Our day was spent in a cooking class, hosted by the main chef and pastry chef from a local hotel that offers cooking lessons every day.
Our group of ten girls, along with the chefs took a stroll to the fruit and vegetable market, about four blocks from our cooking center, where the street was lined with individual little stores, each selling their specialty…a butcher shop, a pastry vendor, a tortilla store, a spices place. One was going to need to make several stops for each menu item needed.
The fruits and vegetable market was under one big roof, with several open stalls lining both sides of an aisle. It was a good thing there were many of us so each person carried a few items. I can’t imagine shopping for your family, carrying it all, and having to walk back on these cobblestones, uphill, at this 6,000 foot altitude. I’d be too pooped to cook.
We had ten girls wrapped around a kitchen island, all furiously chopping onions, garlic, carrots, and zucchini, and peeling the dried chilies we purchased.
Walking the historical center of town gives you a feeling of stepping back in time to the colonial period with the buildings all being preserved as they were 250 years ago. With the city becoming a Unesco World Heritage Site, even greater restrictions and guidelines have been put in place to maintain the look of historic charm.
All the buildings are a warm glow of yellow, ochre, or orange, with ironwork and wood framing. If repairs are to be done to exteriors, 60% must remain original.
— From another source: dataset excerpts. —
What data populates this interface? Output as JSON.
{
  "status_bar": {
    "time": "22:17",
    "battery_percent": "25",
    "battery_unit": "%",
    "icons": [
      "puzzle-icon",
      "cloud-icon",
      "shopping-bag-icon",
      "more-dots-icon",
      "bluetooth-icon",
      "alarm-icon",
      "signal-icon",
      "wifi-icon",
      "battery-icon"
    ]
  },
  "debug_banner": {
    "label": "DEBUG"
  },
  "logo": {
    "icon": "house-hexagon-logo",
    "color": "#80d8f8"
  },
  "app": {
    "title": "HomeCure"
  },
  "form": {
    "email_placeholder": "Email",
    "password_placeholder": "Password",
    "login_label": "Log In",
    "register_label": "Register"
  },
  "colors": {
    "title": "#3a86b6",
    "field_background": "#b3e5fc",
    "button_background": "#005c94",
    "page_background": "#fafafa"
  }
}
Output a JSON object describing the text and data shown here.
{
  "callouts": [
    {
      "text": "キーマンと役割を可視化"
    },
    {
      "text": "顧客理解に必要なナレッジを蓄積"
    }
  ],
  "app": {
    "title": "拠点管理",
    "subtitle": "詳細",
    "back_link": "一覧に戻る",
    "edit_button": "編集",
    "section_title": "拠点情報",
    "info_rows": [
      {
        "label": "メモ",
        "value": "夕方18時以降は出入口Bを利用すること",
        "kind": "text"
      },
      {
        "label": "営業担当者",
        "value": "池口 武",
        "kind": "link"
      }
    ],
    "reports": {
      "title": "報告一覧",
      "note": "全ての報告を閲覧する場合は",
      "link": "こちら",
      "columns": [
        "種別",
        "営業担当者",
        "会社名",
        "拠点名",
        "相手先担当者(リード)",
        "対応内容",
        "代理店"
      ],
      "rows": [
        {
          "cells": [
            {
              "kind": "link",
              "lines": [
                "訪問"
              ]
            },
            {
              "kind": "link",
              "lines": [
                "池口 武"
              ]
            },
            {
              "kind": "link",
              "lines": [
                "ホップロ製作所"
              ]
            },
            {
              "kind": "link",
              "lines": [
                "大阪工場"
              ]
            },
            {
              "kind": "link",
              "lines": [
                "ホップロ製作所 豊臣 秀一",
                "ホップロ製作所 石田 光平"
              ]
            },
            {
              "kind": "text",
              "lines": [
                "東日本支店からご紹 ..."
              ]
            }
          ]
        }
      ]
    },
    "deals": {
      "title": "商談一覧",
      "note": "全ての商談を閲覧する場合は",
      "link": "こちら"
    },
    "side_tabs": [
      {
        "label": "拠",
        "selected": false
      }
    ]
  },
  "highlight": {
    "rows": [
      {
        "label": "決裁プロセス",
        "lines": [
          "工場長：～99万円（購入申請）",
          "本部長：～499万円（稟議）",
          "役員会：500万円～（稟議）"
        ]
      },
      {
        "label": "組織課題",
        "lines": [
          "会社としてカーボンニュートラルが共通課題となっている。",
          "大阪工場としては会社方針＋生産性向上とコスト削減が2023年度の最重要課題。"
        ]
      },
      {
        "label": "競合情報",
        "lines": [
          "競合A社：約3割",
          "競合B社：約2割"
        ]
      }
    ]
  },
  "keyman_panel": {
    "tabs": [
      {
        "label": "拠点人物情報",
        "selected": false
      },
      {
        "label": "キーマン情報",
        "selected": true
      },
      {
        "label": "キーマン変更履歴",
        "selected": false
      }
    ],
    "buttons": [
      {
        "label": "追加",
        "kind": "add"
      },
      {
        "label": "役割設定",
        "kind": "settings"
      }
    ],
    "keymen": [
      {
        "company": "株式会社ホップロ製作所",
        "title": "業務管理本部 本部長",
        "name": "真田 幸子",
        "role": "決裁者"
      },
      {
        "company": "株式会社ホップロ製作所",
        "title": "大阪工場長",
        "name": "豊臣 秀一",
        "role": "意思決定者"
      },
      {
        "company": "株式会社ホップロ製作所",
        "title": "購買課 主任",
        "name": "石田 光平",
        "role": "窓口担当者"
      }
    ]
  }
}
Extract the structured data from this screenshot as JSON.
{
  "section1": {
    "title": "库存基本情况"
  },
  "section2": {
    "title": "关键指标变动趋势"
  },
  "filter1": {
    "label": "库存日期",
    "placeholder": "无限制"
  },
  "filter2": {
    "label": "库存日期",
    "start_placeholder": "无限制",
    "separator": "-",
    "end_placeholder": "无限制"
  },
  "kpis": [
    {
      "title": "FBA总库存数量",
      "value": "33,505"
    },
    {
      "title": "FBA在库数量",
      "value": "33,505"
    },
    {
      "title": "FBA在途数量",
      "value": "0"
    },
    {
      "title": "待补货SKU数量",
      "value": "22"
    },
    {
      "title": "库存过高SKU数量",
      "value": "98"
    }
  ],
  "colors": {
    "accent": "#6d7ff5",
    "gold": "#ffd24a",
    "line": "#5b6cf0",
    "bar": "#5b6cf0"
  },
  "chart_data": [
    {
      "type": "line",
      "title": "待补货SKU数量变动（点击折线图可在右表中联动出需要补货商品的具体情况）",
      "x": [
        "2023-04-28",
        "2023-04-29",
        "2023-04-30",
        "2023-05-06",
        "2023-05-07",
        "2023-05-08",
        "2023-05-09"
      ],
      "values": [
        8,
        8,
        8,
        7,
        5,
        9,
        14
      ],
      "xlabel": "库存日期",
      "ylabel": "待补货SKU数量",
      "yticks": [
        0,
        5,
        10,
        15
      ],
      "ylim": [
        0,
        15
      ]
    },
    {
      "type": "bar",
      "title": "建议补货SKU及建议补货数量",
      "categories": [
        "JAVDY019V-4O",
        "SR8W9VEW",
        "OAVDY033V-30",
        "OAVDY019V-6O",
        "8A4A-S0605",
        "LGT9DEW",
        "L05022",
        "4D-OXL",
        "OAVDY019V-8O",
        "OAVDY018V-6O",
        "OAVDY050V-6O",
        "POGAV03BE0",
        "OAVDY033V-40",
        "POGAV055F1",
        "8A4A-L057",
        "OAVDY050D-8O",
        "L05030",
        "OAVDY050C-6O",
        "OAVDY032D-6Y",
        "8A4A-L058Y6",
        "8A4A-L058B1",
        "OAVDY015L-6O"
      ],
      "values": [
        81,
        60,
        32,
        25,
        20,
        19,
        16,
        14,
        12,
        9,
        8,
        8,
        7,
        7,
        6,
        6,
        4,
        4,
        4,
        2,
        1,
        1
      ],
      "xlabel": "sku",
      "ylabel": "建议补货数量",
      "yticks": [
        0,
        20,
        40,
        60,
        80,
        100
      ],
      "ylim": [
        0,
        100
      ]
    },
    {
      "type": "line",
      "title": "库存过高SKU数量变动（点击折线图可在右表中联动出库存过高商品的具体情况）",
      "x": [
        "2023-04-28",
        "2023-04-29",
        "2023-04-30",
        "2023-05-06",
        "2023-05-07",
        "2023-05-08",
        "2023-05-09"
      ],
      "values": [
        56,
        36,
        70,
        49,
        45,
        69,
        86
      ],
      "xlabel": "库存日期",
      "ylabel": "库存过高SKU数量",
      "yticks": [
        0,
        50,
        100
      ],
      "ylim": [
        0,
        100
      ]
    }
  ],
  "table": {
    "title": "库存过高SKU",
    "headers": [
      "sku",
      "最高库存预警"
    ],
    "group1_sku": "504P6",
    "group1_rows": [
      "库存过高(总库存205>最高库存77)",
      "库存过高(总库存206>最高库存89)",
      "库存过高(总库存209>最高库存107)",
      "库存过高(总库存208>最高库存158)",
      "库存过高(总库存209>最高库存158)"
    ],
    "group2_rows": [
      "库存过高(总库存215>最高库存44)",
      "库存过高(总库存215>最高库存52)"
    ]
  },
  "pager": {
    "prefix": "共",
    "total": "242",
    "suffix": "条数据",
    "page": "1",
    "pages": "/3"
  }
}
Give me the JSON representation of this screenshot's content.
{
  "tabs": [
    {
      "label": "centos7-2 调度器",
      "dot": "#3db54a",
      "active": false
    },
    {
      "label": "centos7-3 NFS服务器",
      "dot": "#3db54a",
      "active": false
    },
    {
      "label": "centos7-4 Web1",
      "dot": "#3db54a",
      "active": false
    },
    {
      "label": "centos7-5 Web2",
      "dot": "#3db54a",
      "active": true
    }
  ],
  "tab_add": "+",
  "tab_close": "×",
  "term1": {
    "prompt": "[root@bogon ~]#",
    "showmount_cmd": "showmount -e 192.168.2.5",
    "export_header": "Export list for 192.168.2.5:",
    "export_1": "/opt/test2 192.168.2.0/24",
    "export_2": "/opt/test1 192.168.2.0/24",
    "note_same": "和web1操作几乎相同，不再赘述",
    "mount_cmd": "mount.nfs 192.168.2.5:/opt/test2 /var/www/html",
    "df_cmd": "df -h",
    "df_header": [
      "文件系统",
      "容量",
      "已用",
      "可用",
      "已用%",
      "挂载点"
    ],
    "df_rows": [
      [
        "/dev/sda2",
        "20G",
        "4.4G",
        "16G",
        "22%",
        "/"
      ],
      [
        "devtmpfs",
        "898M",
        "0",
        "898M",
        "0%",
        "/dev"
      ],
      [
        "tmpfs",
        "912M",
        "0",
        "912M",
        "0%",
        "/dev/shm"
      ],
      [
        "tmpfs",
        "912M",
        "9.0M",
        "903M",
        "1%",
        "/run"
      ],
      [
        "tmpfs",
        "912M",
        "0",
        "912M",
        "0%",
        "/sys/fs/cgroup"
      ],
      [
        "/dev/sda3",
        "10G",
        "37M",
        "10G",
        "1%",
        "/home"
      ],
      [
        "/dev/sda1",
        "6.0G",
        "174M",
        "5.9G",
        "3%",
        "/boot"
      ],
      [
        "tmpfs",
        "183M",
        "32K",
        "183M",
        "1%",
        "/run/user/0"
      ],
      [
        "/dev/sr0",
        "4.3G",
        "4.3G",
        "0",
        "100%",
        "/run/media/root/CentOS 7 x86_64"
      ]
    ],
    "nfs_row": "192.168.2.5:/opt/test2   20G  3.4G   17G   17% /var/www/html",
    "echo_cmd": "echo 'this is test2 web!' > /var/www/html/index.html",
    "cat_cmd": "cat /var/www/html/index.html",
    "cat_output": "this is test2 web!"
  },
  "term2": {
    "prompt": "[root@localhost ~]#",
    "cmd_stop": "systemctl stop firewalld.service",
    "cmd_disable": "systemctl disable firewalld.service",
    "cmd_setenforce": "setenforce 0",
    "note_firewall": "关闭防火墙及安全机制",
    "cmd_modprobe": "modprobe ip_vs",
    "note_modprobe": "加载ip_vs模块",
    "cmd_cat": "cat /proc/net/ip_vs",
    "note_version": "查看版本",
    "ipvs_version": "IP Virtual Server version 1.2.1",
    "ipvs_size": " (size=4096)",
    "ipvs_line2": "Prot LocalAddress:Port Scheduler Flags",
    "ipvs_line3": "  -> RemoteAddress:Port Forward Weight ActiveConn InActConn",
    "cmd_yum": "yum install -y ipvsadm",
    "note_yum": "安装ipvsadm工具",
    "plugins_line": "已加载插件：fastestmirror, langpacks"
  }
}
Don’t let this ramshackled look fool you though, because hidden behind these walls are beautiful courtyards, fancy restaurants and hotels, spas, and more eateries with live bands spilling music into the streets.
San Miguel is the home to more than 8,000 expatriates, and more than 500 artists. The city has many art schools which may explain why so many artists flock to this city. We visited the La Aurora Center for fabrics, art, painting, and design for an afternoon of painting. It was filled with galleries of amazing art… a very dangerous place for an art junkie like Elaine and myself. There were so many beautiful paintings there and we wanted many of them. San Miguel certainly is an enormous art and design community.
Day of the Dead is a national holiday in Mexico and there is plenty of art here to commemorate the passing of ones family members and friends who have passed on, to celebrate their lives and to support their spiritual journey. Once you understand the holiday, all these paintings of skulls become quite meaningful to keep loved ones in their hearts.
My good friend Elaine and I are traveling to the lovely city of San Miguel de Allende located in central Mexico. The main attraction of the town is its well-preserved historic center filled with buildings from the 17th and 18th centuries. It has become a destination which attracts artists and has become a cultural center. We are here for a painting, art, and cooking class, and walking tour of this historic city…right up my alley! We checked in, grabbed some tapas at a local restaurant, and took a late night stroll around the central square while the music from mariachi bands filled the air with the magic of the night. No doubt, tomorrow will be a day of surprises. I can’t wait to see this church in the daytime!!